A tiny throw-away tube of silicone could be included with the adapter. Other people package it besides G.E.

The stuff would not damage bluing or aluminum and it comes right off anytime. A new bead of silicone would perfect-fit it to another gun which might have a slightly different frame profile. So no adapter has to be permanently modified to fit only one particular gun. The silicone custom fits it, if the adapter's mating surface is kept slightly concave, to hold silicone.

Another suggestion: Experimentation should show what proportion of powdered aluminum or metallic pigment mixed into the resin would make the adapters a dead ringer for metal.
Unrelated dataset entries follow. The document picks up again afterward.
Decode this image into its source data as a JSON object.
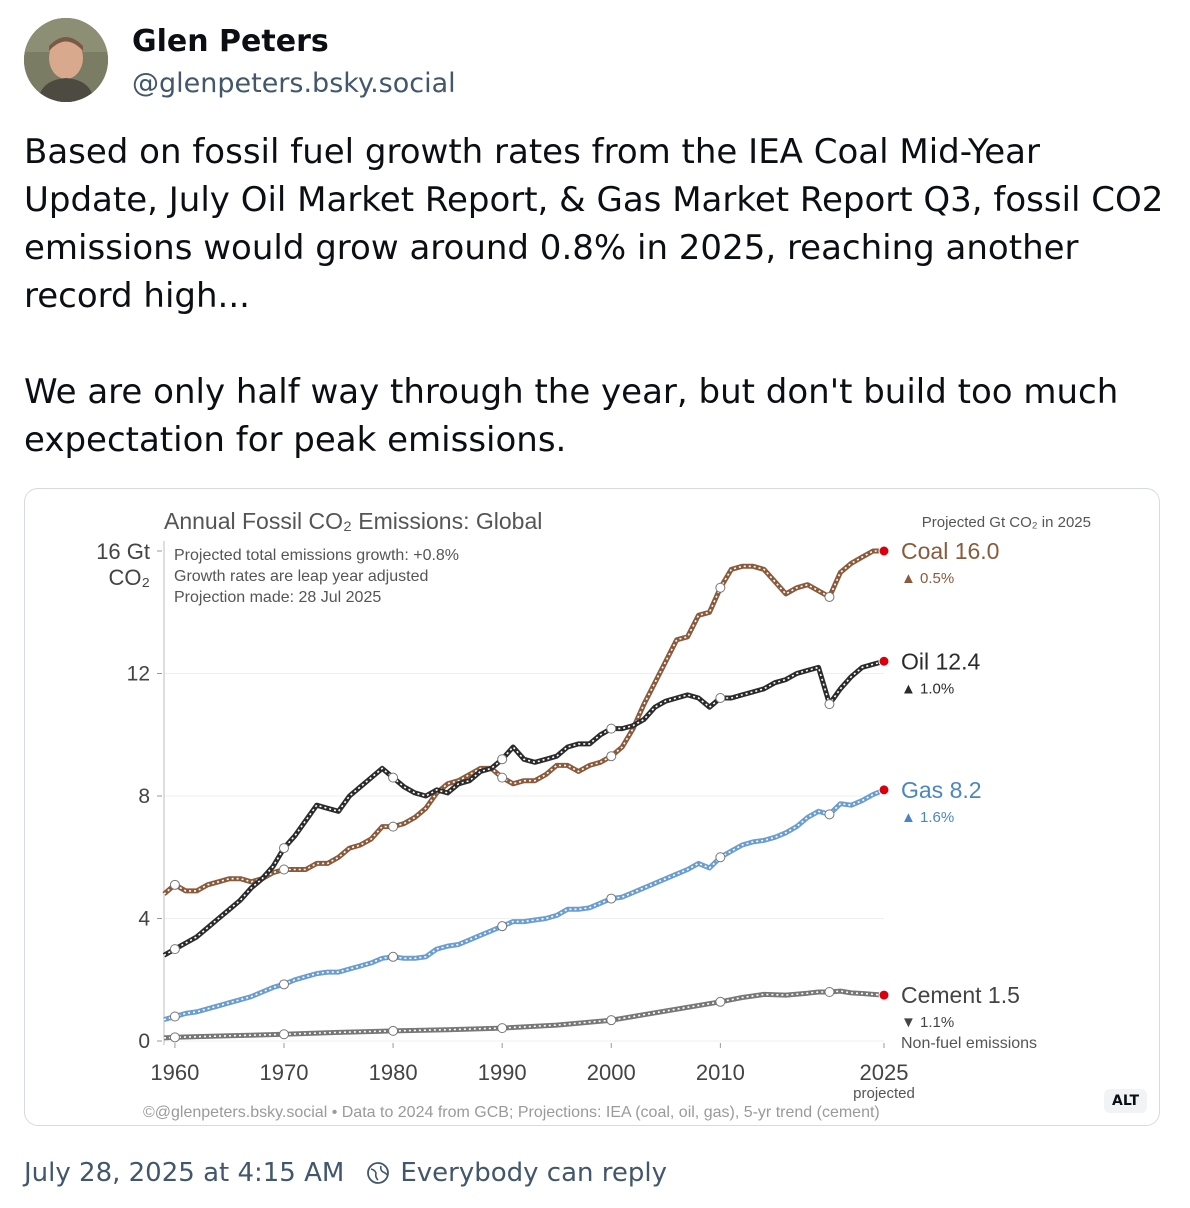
{
  "author": {
    "name": "Glen Peters",
    "handle": "@glenpeters.bsky.social"
  },
  "post": {
    "paragraphs": [
      "Based on fossil fuel growth rates from the IEA Coal Mid-Year Update, July Oil Market Report, & Gas Market Report Q3, fossil CO2 emissions would grow around 0.8% in 2025, reaching another record high...",
      "We are only half way through the year, but don't build too much expectation for peak emissions."
    ],
    "timestamp": "July 28, 2025 at 4:15 AM",
    "reply_setting": "Everybody can reply",
    "alt_badge": "ALT"
  },
  "chart_data": {
    "type": "line",
    "title": "Annual Fossil CO₂ Emissions: Global",
    "ylabel_top": "16 Gt",
    "ylabel_unit": "CO₂",
    "notes": [
      "Projected total emissions growth: +0.8%",
      "Growth rates are leap year adjusted",
      "Projection made: 28 Jul 2025"
    ],
    "right_header": "Projected Gt CO₂ in 2025",
    "ylim": [
      0,
      16
    ],
    "xlim": [
      1959,
      2025
    ],
    "y_ticks": [
      {
        "value": 0,
        "label": "0"
      },
      {
        "value": 4,
        "label": "4"
      },
      {
        "value": 8,
        "label": "8"
      },
      {
        "value": 12,
        "label": "12"
      }
    ],
    "x_ticks": [
      {
        "value": 1960,
        "label": "1960"
      },
      {
        "value": 1970,
        "label": "1970"
      },
      {
        "value": 1980,
        "label": "1980"
      },
      {
        "value": 1990,
        "label": "1990"
      },
      {
        "value": 2000,
        "label": "2000"
      },
      {
        "value": 2010,
        "label": "2010"
      },
      {
        "value": 2025,
        "label": "2025"
      }
    ],
    "x_projected_label": "projected",
    "source": "©@glenpeters.bsky.social  •  Data to 2024 from GCB; Projections: IEA (coal, oil, gas), 5-yr trend (cement)",
    "extra_label": "Non-fuel emissions",
    "series": [
      {
        "name": "Coal",
        "projected_value": "16.0",
        "change": "▲ 0.5%",
        "color": "#8a5a3c",
        "label_color": "#8a5a3c",
        "points": [
          [
            1959,
            4.8
          ],
          [
            1960,
            5.1
          ],
          [
            1961,
            4.9
          ],
          [
            1962,
            4.9
          ],
          [
            1963,
            5.1
          ],
          [
            1964,
            5.2
          ],
          [
            1965,
            5.3
          ],
          [
            1966,
            5.3
          ],
          [
            1967,
            5.2
          ],
          [
            1968,
            5.3
          ],
          [
            1969,
            5.5
          ],
          [
            1970,
            5.6
          ],
          [
            1971,
            5.6
          ],
          [
            1972,
            5.6
          ],
          [
            1973,
            5.8
          ],
          [
            1974,
            5.8
          ],
          [
            1975,
            6.0
          ],
          [
            1976,
            6.3
          ],
          [
            1977,
            6.4
          ],
          [
            1978,
            6.6
          ],
          [
            1979,
            7.0
          ],
          [
            1980,
            7.0
          ],
          [
            1981,
            7.1
          ],
          [
            1982,
            7.3
          ],
          [
            1983,
            7.6
          ],
          [
            1984,
            8.1
          ],
          [
            1985,
            8.4
          ],
          [
            1986,
            8.5
          ],
          [
            1987,
            8.7
          ],
          [
            1988,
            8.9
          ],
          [
            1989,
            8.9
          ],
          [
            1990,
            8.6
          ],
          [
            1991,
            8.4
          ],
          [
            1992,
            8.5
          ],
          [
            1993,
            8.5
          ],
          [
            1994,
            8.7
          ],
          [
            1995,
            9.0
          ],
          [
            1996,
            9.0
          ],
          [
            1997,
            8.8
          ],
          [
            1998,
            9.0
          ],
          [
            1999,
            9.1
          ],
          [
            2000,
            9.3
          ],
          [
            2001,
            9.6
          ],
          [
            2002,
            10.2
          ],
          [
            2003,
            11.0
          ],
          [
            2004,
            11.7
          ],
          [
            2005,
            12.4
          ],
          [
            2006,
            13.1
          ],
          [
            2007,
            13.2
          ],
          [
            2008,
            13.9
          ],
          [
            2009,
            14.0
          ],
          [
            2010,
            14.8
          ],
          [
            2011,
            15.4
          ],
          [
            2012,
            15.5
          ],
          [
            2013,
            15.5
          ],
          [
            2014,
            15.4
          ],
          [
            2015,
            15.0
          ],
          [
            2016,
            14.6
          ],
          [
            2017,
            14.8
          ],
          [
            2018,
            14.9
          ],
          [
            2019,
            14.7
          ],
          [
            2020,
            14.5
          ],
          [
            2021,
            15.3
          ],
          [
            2022,
            15.6
          ],
          [
            2023,
            15.8
          ],
          [
            2024,
            16.0
          ],
          [
            2025,
            16.0
          ]
        ]
      },
      {
        "name": "Oil",
        "projected_value": "12.4",
        "change": "▲ 1.0%",
        "color": "#2b2b2b",
        "label_color": "#2b2b2b",
        "points": [
          [
            1959,
            2.8
          ],
          [
            1960,
            3.0
          ],
          [
            1961,
            3.2
          ],
          [
            1962,
            3.4
          ],
          [
            1963,
            3.7
          ],
          [
            1964,
            4.0
          ],
          [
            1965,
            4.3
          ],
          [
            1966,
            4.6
          ],
          [
            1967,
            5.0
          ],
          [
            1968,
            5.3
          ],
          [
            1969,
            5.7
          ],
          [
            1970,
            6.3
          ],
          [
            1971,
            6.7
          ],
          [
            1972,
            7.2
          ],
          [
            1973,
            7.7
          ],
          [
            1974,
            7.6
          ],
          [
            1975,
            7.5
          ],
          [
            1976,
            8.0
          ],
          [
            1977,
            8.3
          ],
          [
            1978,
            8.6
          ],
          [
            1979,
            8.9
          ],
          [
            1980,
            8.6
          ],
          [
            1981,
            8.3
          ],
          [
            1982,
            8.1
          ],
          [
            1983,
            8.0
          ],
          [
            1984,
            8.2
          ],
          [
            1985,
            8.1
          ],
          [
            1986,
            8.4
          ],
          [
            1987,
            8.5
          ],
          [
            1988,
            8.8
          ],
          [
            1989,
            8.9
          ],
          [
            1990,
            9.2
          ],
          [
            1991,
            9.6
          ],
          [
            1992,
            9.2
          ],
          [
            1993,
            9.1
          ],
          [
            1994,
            9.2
          ],
          [
            1995,
            9.3
          ],
          [
            1996,
            9.6
          ],
          [
            1997,
            9.7
          ],
          [
            1998,
            9.7
          ],
          [
            1999,
            10.0
          ],
          [
            2000,
            10.2
          ],
          [
            2001,
            10.2
          ],
          [
            2002,
            10.3
          ],
          [
            2003,
            10.5
          ],
          [
            2004,
            10.9
          ],
          [
            2005,
            11.1
          ],
          [
            2006,
            11.2
          ],
          [
            2007,
            11.3
          ],
          [
            2008,
            11.2
          ],
          [
            2009,
            10.9
          ],
          [
            2010,
            11.2
          ],
          [
            2011,
            11.2
          ],
          [
            2012,
            11.3
          ],
          [
            2013,
            11.4
          ],
          [
            2014,
            11.5
          ],
          [
            2015,
            11.7
          ],
          [
            2016,
            11.8
          ],
          [
            2017,
            12.0
          ],
          [
            2018,
            12.1
          ],
          [
            2019,
            12.2
          ],
          [
            2020,
            11.0
          ],
          [
            2021,
            11.5
          ],
          [
            2022,
            11.9
          ],
          [
            2023,
            12.2
          ],
          [
            2024,
            12.3
          ],
          [
            2025,
            12.4
          ]
        ]
      },
      {
        "name": "Gas",
        "projected_value": "8.2",
        "change": "▲ 1.6%",
        "color": "#6b9dcf",
        "label_color": "#4b86c0",
        "points": [
          [
            1959,
            0.7
          ],
          [
            1960,
            0.8
          ],
          [
            1961,
            0.9
          ],
          [
            1962,
            0.95
          ],
          [
            1963,
            1.05
          ],
          [
            1964,
            1.15
          ],
          [
            1965,
            1.25
          ],
          [
            1966,
            1.35
          ],
          [
            1967,
            1.45
          ],
          [
            1968,
            1.6
          ],
          [
            1969,
            1.75
          ],
          [
            1970,
            1.85
          ],
          [
            1971,
            2.0
          ],
          [
            1972,
            2.1
          ],
          [
            1973,
            2.2
          ],
          [
            1974,
            2.25
          ],
          [
            1975,
            2.25
          ],
          [
            1976,
            2.35
          ],
          [
            1977,
            2.45
          ],
          [
            1978,
            2.55
          ],
          [
            1979,
            2.7
          ],
          [
            1980,
            2.75
          ],
          [
            1981,
            2.7
          ],
          [
            1982,
            2.7
          ],
          [
            1983,
            2.75
          ],
          [
            1984,
            3.0
          ],
          [
            1985,
            3.1
          ],
          [
            1986,
            3.15
          ],
          [
            1987,
            3.3
          ],
          [
            1988,
            3.45
          ],
          [
            1989,
            3.6
          ],
          [
            1990,
            3.75
          ],
          [
            1991,
            3.9
          ],
          [
            1992,
            3.9
          ],
          [
            1993,
            3.95
          ],
          [
            1994,
            4.0
          ],
          [
            1995,
            4.1
          ],
          [
            1996,
            4.3
          ],
          [
            1997,
            4.3
          ],
          [
            1998,
            4.35
          ],
          [
            1999,
            4.5
          ],
          [
            2000,
            4.65
          ],
          [
            2001,
            4.7
          ],
          [
            2002,
            4.85
          ],
          [
            2003,
            5.0
          ],
          [
            2004,
            5.15
          ],
          [
            2005,
            5.3
          ],
          [
            2006,
            5.45
          ],
          [
            2007,
            5.6
          ],
          [
            2008,
            5.8
          ],
          [
            2009,
            5.65
          ],
          [
            2010,
            6.0
          ],
          [
            2011,
            6.2
          ],
          [
            2012,
            6.4
          ],
          [
            2013,
            6.5
          ],
          [
            2014,
            6.55
          ],
          [
            2015,
            6.65
          ],
          [
            2016,
            6.8
          ],
          [
            2017,
            7.0
          ],
          [
            2018,
            7.3
          ],
          [
            2019,
            7.5
          ],
          [
            2020,
            7.4
          ],
          [
            2021,
            7.75
          ],
          [
            2022,
            7.7
          ],
          [
            2023,
            7.85
          ],
          [
            2024,
            8.05
          ],
          [
            2025,
            8.2
          ]
        ]
      },
      {
        "name": "Cement",
        "projected_value": "1.5",
        "change": "▼ 1.1%",
        "color": "#777777",
        "label_color": "#444444",
        "points": [
          [
            1959,
            0.1
          ],
          [
            1960,
            0.12
          ],
          [
            1965,
            0.17
          ],
          [
            1970,
            0.22
          ],
          [
            1975,
            0.28
          ],
          [
            1980,
            0.33
          ],
          [
            1985,
            0.37
          ],
          [
            1990,
            0.42
          ],
          [
            1995,
            0.52
          ],
          [
            2000,
            0.68
          ],
          [
            2005,
            0.98
          ],
          [
            2010,
            1.28
          ],
          [
            2012,
            1.42
          ],
          [
            2014,
            1.52
          ],
          [
            2016,
            1.5
          ],
          [
            2018,
            1.56
          ],
          [
            2019,
            1.6
          ],
          [
            2020,
            1.6
          ],
          [
            2021,
            1.63
          ],
          [
            2022,
            1.57
          ],
          [
            2023,
            1.55
          ],
          [
            2024,
            1.52
          ],
          [
            2025,
            1.5
          ]
        ]
      }
    ]
  }
}
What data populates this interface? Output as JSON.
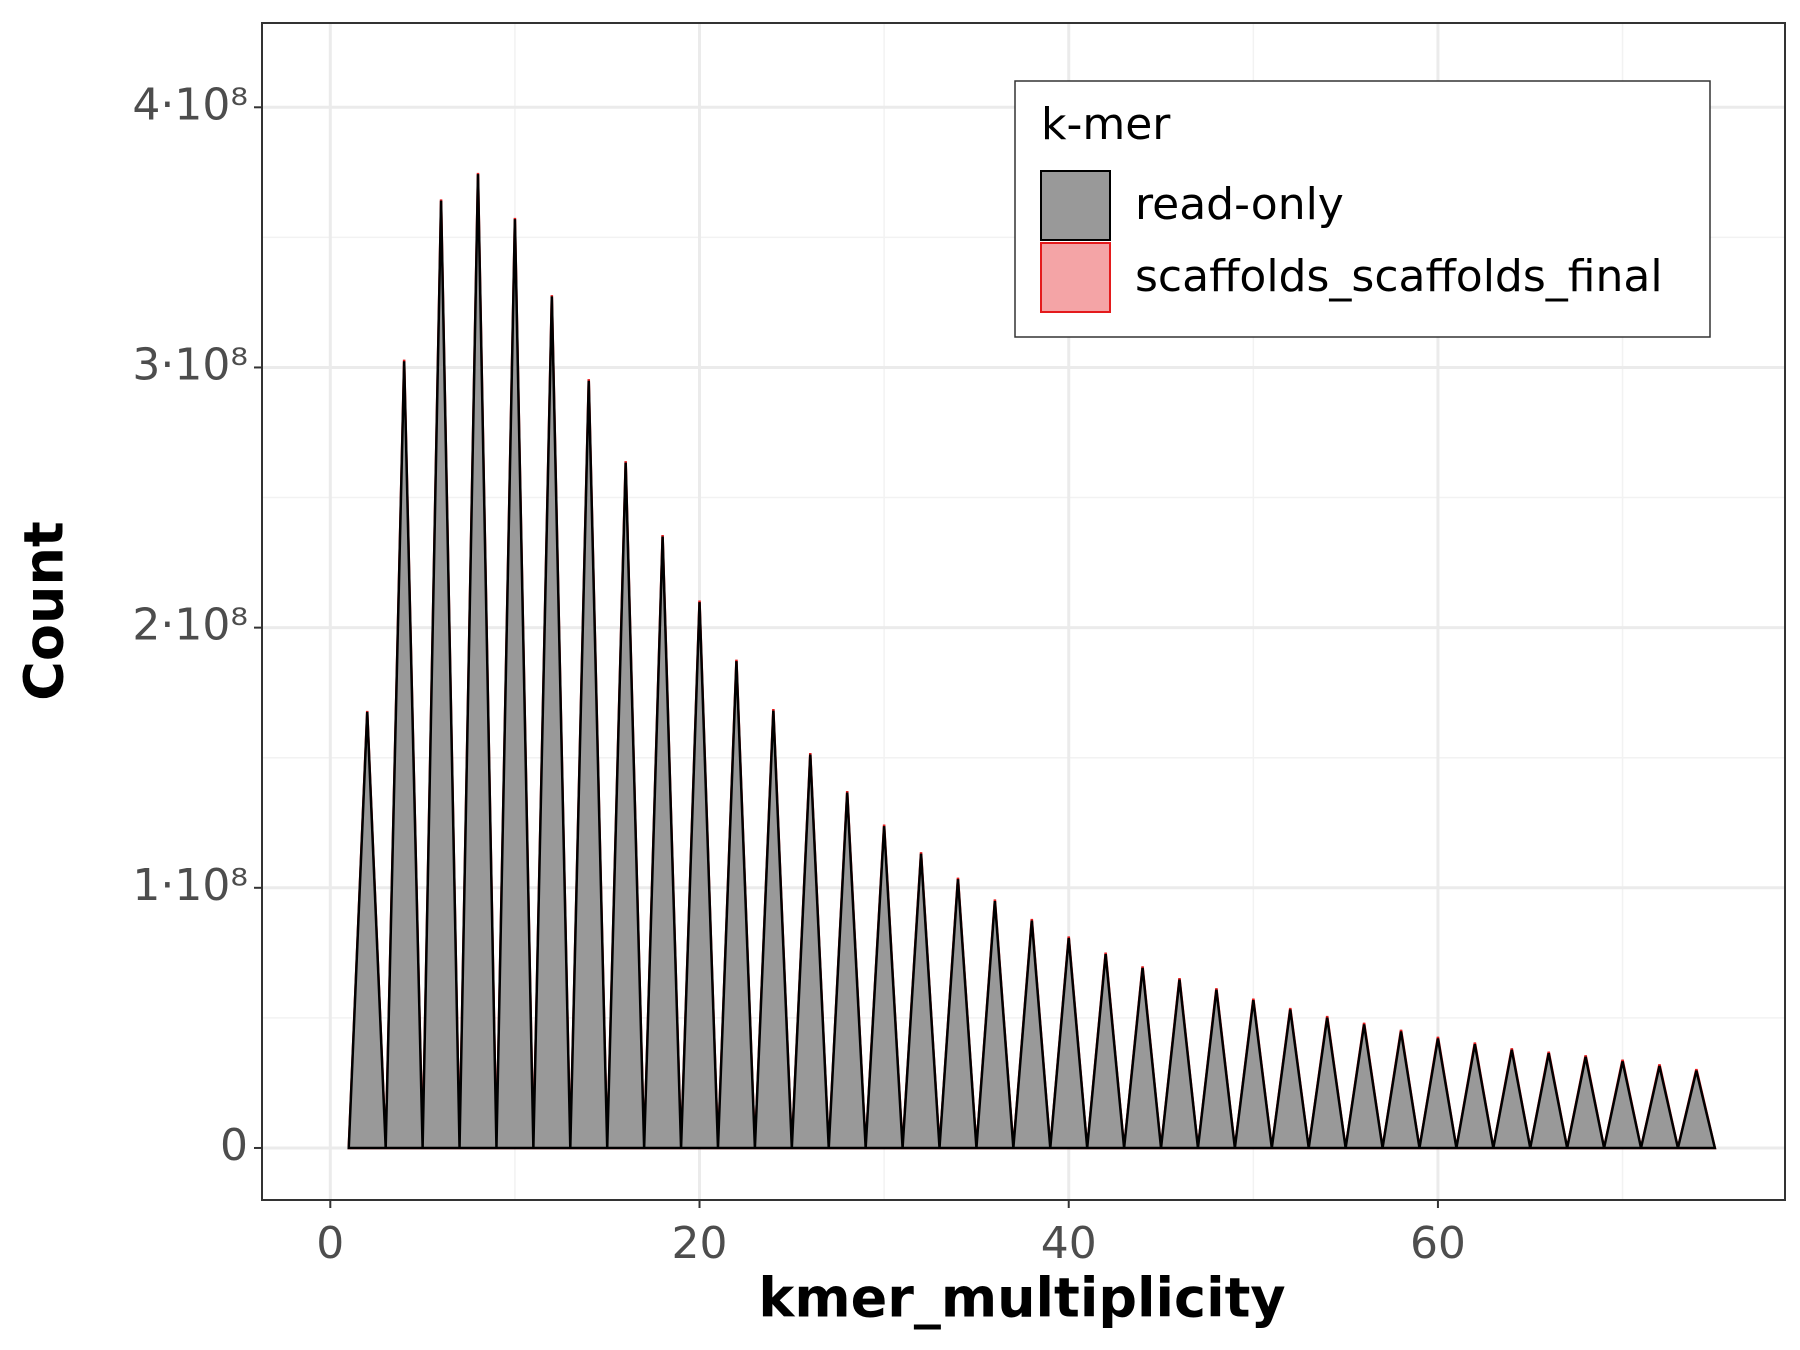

And with good molds, they ought to look almost like they are polished.

By the way, you can mix various pigments with the clear silicone also, if you want even the hairline frame/adapter joint to be the "right" color.

I've played around with pigments in molded synthetics in bygone years, and it doesn't take much to get some pretty nice effects. And with most epoxies, you would have to use far too much of it before coming close to interfering with strength or setting/curing characteristics.

And another one: A Dremel tool with a 1/2" sanding drum and an AMERICAN MADE coarse slip-on sanding insert will take care of all your removal of material from the inner area which fits against the frame. Just don't run it too fast, or it will heat and soften your part, and the sanding surface will permanently load up. Then you'll have to spend $.30 on another one. There is little danger of slipping and ruining the part, or your anatomy, and one insert would do many, many pieces. I have not yet found a Chinese insert that lasts more than a few seconds. The good ones are great for wood, plastic, even steel. I use them for shaping custom wood grips, where I may need to remove a lot or just a little wood in the easiest, quickest way.

Good luck. Great project. You must be having a lot of fun with this.